Oral abiraterone acetate PCa benefits affirmed by phase III data

Washington-Updated phase III clinical trial results provide further evidence that oral abiraterone acetate (ZYTIGA), which was recently approved by the FDA, is well tolerated and has significant clinical benefit in men failing previous intervention for metastatic castration-resistant prostate cancer, according to a recent multicenter study presented at the AUA annual meeting in Washington.

First author Fred Saad, MD, spoke on behalf of the investigators for COU-AA-301, a randomized, double-blind, placebo-controlled trial enrolling 1,195 patients at 147 centers in 13 countries. Eligible patients had to show disease progression after docetaxel (Taxotere)-based treatment and no more than one other prior cytotoxic chemotherapeutic regimen, and they were randomized 2:1 to receive abiraterone acetate, 1,000 mg, plus prednisone, 5 mg daily, or placebo plus prednisone, 5 mg.

Statistically significant results confirmed

Compared with the controls, men treated with abiraterone had a 42% longer TTPP (10.2 vs. 6.6 months) and 33% longer rPFS (5.6 vs. 3.6 months). Among men with measurable disease, abiraterone treatment increased the rate of objective response 5.1-fold (14% vs. 2.8%), and the differences favoring abiraterone for all of these endpoints were highly statistically significant, reported Dr. Saad, professor and chief of urology at the University of Montreal Hospital Center.

"These are extraordinary efficacy outcomes that in my opinion are not only statistically significant but also clinically significant and almost unheard of in men with such advanced disease," Dr. Saad said. "The safety data in this group of heavily pretreated men is also very positive.

"Given the limited treatment options available for men with castration-resistant prostate cancer, especially in those who have failed docetaxel, regulatory agency approval of abiraterone acetate should give urologists and patients with prostate cancer something to celebrate."

However, rates of grade 3/4 mineralocorticoid-related adverse events ranged only from 1.3% to 3.8% and were only 1% to 3% higher than in the controls.

"The majority of mineralocorticoid-related adverse events were managed with minimal intervention, such as potassium supplementation or abiraterone dose reduction," Dr.

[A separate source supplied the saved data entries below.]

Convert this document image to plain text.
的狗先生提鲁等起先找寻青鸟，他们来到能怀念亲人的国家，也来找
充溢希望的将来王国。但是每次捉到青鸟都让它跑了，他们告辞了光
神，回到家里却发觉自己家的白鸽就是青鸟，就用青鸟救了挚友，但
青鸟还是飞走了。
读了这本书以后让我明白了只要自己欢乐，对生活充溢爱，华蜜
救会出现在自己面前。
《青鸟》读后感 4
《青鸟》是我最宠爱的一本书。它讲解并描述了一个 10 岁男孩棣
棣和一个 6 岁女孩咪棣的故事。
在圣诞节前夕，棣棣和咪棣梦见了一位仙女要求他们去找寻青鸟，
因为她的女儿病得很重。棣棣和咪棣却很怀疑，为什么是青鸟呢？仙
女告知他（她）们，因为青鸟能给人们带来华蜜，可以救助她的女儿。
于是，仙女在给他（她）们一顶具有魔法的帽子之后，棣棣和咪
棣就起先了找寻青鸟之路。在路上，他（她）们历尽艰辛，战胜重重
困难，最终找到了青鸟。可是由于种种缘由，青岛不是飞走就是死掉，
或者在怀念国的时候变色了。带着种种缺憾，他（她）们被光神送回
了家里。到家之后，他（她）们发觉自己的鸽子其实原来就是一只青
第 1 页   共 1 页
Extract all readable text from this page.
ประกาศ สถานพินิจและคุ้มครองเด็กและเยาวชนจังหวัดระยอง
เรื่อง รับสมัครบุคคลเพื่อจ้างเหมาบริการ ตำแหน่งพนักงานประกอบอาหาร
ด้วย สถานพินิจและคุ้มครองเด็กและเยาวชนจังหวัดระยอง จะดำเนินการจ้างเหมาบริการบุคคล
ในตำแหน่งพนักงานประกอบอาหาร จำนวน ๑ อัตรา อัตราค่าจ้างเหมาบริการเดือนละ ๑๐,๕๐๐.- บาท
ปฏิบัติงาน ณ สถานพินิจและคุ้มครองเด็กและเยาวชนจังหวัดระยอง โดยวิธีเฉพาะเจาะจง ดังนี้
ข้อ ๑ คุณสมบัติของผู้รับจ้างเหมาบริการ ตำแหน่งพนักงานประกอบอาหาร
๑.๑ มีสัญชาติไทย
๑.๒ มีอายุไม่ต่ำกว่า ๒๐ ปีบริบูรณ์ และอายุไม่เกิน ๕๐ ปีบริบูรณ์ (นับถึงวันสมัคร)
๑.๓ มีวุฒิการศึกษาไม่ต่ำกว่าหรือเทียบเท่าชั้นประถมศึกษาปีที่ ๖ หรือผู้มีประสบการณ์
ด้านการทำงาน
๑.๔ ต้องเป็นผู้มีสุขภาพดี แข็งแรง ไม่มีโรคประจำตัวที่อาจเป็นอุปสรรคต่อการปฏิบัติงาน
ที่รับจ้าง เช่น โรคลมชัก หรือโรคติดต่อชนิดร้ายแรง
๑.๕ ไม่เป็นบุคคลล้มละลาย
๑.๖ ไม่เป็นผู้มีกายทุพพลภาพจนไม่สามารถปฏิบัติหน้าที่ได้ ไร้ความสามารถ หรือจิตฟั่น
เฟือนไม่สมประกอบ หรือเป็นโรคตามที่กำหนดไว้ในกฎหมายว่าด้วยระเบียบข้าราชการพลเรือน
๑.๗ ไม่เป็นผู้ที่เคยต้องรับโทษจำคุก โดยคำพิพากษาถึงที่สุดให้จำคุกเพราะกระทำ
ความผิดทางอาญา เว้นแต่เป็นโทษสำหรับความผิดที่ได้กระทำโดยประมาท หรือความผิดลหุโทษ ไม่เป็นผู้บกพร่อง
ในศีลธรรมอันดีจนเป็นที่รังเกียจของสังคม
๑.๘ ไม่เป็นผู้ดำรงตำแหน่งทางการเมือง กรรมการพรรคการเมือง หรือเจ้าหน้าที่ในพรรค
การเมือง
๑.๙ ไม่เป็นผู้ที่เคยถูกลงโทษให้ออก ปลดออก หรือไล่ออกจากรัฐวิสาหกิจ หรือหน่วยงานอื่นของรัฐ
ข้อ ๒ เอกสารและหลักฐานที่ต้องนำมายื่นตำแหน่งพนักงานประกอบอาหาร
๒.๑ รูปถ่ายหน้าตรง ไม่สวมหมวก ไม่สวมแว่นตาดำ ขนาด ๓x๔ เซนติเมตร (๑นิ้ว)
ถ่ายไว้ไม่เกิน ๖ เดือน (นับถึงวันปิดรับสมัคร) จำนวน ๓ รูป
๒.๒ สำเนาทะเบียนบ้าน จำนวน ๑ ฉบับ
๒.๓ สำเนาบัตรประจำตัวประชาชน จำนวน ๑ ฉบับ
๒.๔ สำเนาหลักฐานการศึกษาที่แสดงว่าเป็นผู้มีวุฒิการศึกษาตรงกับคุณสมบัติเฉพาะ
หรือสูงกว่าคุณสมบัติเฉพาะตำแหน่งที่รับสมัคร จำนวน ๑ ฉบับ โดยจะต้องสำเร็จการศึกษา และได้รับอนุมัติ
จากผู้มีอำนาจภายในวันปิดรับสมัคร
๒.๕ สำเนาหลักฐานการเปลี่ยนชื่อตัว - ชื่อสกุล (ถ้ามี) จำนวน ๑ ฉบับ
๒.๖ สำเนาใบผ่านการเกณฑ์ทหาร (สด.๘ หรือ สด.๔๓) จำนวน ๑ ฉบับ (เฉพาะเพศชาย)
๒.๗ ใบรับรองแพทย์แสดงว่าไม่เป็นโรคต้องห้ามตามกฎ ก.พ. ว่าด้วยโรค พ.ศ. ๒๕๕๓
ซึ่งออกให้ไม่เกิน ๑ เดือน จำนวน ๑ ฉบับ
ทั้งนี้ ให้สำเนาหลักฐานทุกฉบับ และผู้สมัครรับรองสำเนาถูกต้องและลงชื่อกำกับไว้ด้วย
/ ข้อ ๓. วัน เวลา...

Saad said.

Possible increased cardiac risk?

He added that abiraterone was also associated with a higher rate of grade 3/4 cardiac disorders compared with placebo (4.1% vs. 2.3%), which may also be related to its mineralocorticoid effects.

"However, there was no increase in cardiac-related mortality in the treated arm, and it is not yet clear if there is a true increased risk of cardiac events associated with abiraterone," Dr. Saad told Urology Times.

The overall rate of grade 3/4 adverse events was 55% for the abiraterone group and 58% for the controls. Among grade 3/4 adverse events occurring at a rate higher than 5% in either group, only elevated alkaline phosphatase was more frequent in the abiraterone group than among the controls (18% vs. 13%).

Dr. Saad is an adviser to and has conducted research for Johnson & Johnson.